"... there are already 31 countries that are nuclear powered. The industry is 50-years-old. It's had one serious accident, but in the last couple of decades it has been a very high-performing, cost-effective, and very clean from an environmental point of view.
So the presumption is, that given the importance of a strategy for clean electricity generation, that nuclear must be in the mix.
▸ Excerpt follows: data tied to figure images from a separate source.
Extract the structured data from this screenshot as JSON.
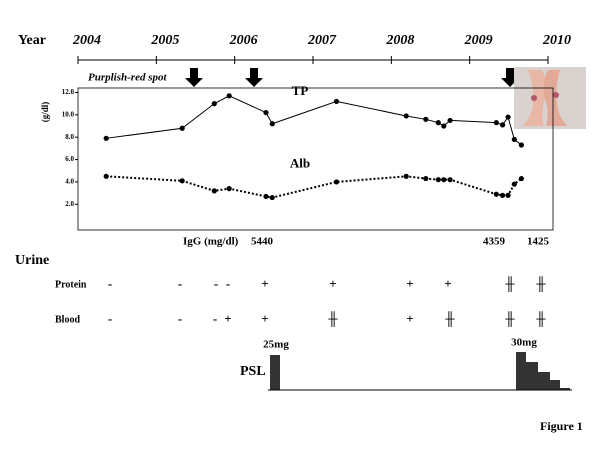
{
  "chart_data": {
    "type": "line",
    "xlabel": "Year",
    "ylabel": "(g/dl)",
    "xlim": [
      2004,
      2010
    ],
    "xticks": [
      2004,
      2005,
      2006,
      2007,
      2008,
      2009,
      2010
    ],
    "ylim": [
      -0.3,
      12.4
    ],
    "yticks": [
      {
        "value": 2,
        "label": "2.0"
      },
      {
        "value": 4,
        "label": "4.0"
      },
      {
        "value": 6,
        "label": "6.0"
      },
      {
        "value": 8,
        "label": "8.0"
      },
      {
        "value": 10,
        "label": "10.0"
      },
      {
        "value": 12,
        "label": "12.0"
      }
    ],
    "x": [
      2004.36,
      2005.33,
      2005.74,
      2005.93,
      2006.4,
      2006.48,
      2007.3,
      2008.19,
      2008.44,
      2008.6,
      2008.67,
      2008.75,
      2009.34,
      2009.42,
      2009.49,
      2009.57,
      2009.66
    ],
    "series": [
      {
        "name": "TP",
        "color": "#000000",
        "values": [
          7.9,
          8.8,
          11.0,
          11.7,
          10.2,
          9.2,
          11.2,
          9.9,
          9.6,
          9.3,
          9.0,
          9.5,
          9.3,
          9.1,
          9.8,
          7.8,
          7.3
        ]
      },
      {
        "name": "Alb",
        "color": "#000000",
        "values": [
          4.5,
          4.1,
          3.2,
          3.4,
          2.7,
          2.6,
          4.0,
          4.5,
          4.3,
          4.2,
          4.2,
          4.2,
          2.9,
          2.8,
          2.8,
          3.8,
          4.3
        ]
      }
    ],
    "annotation": "Purplish-red spot"
  },
  "igg": {
    "label": "IgG (mg/dl)",
    "values": [
      "5440",
      "4359",
      "1425"
    ]
  },
  "urine": {
    "title": "Urine",
    "rows": [
      {
        "label": "Protein",
        "marks": [
          "-",
          "-",
          "-",
          "-",
          "+",
          "+",
          "+",
          "+",
          "╫",
          "╫"
        ]
      },
      {
        "label": "Blood",
        "marks": [
          "-",
          "-",
          "-",
          "+",
          "+",
          "╫",
          "+",
          "╫",
          "╫",
          "╫"
        ]
      }
    ]
  },
  "psl": {
    "label": "PSL",
    "doses": [
      "25mg",
      "30mg"
    ]
  },
  "caption": "Figure 1"
}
The issue confronting Australia is that there's been a pause in investment in the next generation of electricity production. And utilities have to make those commitments. And those commitments, once made, will survive for 30, 40 and 50 years.
So there's a tension… it's one of the reason why Australian business wants clarity around the rules for the future cost of pollution and carbon dioxide emissions.
On siting of reactors...
[A] reactor needs to be close to the energy grid, the transmission grid. It needs to be close to its markets, population. And the current generation of reactors needs access to water; seawater is preferred, so probably near the coast.
Most of the Eastern Seaboard qualifies, and therefore I expect that the early reactors will be found up and down our Eastern Seaboard. On the other hand, you can be 100 kilometres away, and in Australia 100 kilometres away from any population centre puts you in a pretty isolated area.
On decommissioning costs...
What are often publicised costs are the remediation and rehabilitation costs associated with the earlier… the earliest reactors, that were designed largely for weapons-grade productions, and often designed without any attention to the environment. And so you see these costs mount to be monumental numbers in the US and in the UK. In Australia, we'd be deploying new reactors that are designed to be environmentally friendly, and that are designed to be able to be decommissioned in a very cost-effective way.